Setting --privileged=true enables privileged mode, granting the container full access to hardware management devices (such as /dev/davinci_manager). This resolves driver initialization failures in multi-container scenarios caused by permission restrictions, ensuring NPU resources can be reused across containers.

Note: Without this parameter, subsequent containers may fail to access devices due to insufficient permissions after the first container occupies them. Given the broad permissions of privileged mode, evaluate security risks carefully before using it in production.

3. Enter Container¶

docker exec -it llama_factory_npu bash

Note

Mount specified NPU cards using --device /dev/davinci<N> (supports 0–7). Device numbers inside the container are automatically remapped (e.g., physical machine davinci6 -> container device 0).

After entering the container, you can start training with llamafactory-cli train. If the current shell has not loaded the Ascend environment variables, run source /usr/local/Ascend/ascend-toolkit/set_env.sh first.

Method 3: Docker Local Build¶

Note

Ensure the host has installed firmware and drivers.

LLaMA-Factory provides two build methods: 1. Build Using Docker Build and 2. Build Using Docker Compose.

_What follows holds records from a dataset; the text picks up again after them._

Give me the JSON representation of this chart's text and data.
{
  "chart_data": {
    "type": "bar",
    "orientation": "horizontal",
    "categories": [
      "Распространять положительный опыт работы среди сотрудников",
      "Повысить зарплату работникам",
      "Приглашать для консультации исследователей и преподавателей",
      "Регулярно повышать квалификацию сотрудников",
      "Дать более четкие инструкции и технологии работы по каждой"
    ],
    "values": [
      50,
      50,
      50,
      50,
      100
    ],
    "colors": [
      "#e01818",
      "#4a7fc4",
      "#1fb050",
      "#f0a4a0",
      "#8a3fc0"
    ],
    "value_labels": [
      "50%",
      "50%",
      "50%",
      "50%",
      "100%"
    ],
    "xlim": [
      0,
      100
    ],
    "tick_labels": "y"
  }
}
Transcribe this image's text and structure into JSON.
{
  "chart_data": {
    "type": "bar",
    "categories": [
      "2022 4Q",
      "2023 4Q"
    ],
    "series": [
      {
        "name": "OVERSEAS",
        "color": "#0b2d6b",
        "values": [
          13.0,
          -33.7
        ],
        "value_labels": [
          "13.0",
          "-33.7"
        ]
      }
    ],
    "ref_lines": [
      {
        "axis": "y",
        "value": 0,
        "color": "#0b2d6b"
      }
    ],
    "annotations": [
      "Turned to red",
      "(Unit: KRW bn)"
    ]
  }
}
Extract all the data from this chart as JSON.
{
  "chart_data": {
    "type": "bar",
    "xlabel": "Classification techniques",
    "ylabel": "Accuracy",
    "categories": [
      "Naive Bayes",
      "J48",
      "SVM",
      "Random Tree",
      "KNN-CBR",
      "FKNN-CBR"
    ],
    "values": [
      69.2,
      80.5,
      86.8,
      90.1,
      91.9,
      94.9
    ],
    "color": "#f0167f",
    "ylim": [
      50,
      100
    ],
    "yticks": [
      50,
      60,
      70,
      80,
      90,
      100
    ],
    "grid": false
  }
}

1. Build Using Docker Build¶

Build image — execute at the project root:

# Ascend-A2
docker build -f ./docker/docker-npu/Dockerfile --build-arg INSTALL_DEEPSPEED=false --build-arg PIP_INDEX=https://pypi.org/simple -t llamafactory:latest .

# Ascend-A3
docker build -f ./docker/docker-npu/Dockerfile --build-arg BASE_IMAGE=quay.io/ascend/cann:9.0.0-a3-ubuntu22.04-py3.11 --build-arg INSTALL_DEEPSPEED=false --build-arg PIP_INDEX=https://pypi.org/simple -t llamafactory:latest .

Note

Modify the BASE_IMAGE parameter to specify other CANN versions (see ascend/cann).

Start container

CONTAINER_NAME=llama_factory_npu
DOCKER_IMAGE=llamafactory:latest
docker run -itd \
    --cap-add=SYS_PTRACE \
    --net=host \
    --device=/dev/davinci0 \
    --device=/dev/davinci1 \
    --device=/dev/davinci2 \
    --device=/dev/davinci3 \
    --device=/dev/davinci4 \
    --device=/dev/davinci5 \
    --device=/dev/davinci6 \
    --device=/dev/davinci7 \
    --device=/dev/davinci_manager \
    --device=/dev/devmm_svm \
    --device=/dev/hisi_hdc \
    --shm-size=1200g \
    -v /usr/local/sbin/npu-smi:/usr/local/sbin/npu-smi \
    -v /usr/local/dcmi:/usr/local/dcmi \
    -v /etc/ascend_install.info:/etc/ascend_install.info \
    -v /sys/fs/cgroup:/sys/fs/cgroup:ro \
    -v /usr/local/Ascend/driver:/usr/local/Ascend/driver \
    -v /data:/data \
    --name "$CONTAINER_NAME" \
    "$DOCKER_IMAGE" \
    /bin/bash

Note

Enter container
```
docker exec -it llama_factory_npu bash
```

2. Build Using Docker Compose¶

Enter directory

cd docker/docker-npu

Build image and start container directly — choose commands based on device model:

# Ascend-A2
docker-compose up -d

# Ascend-A3
docker-compose --profile a3 up -d llamafactory-a3

Enter container

docker exec -it llamafactory-a2 bash

Note

Before building, check the devices list in docker-compose.yml. Currently only card 0 is mounted during build; modify as needed.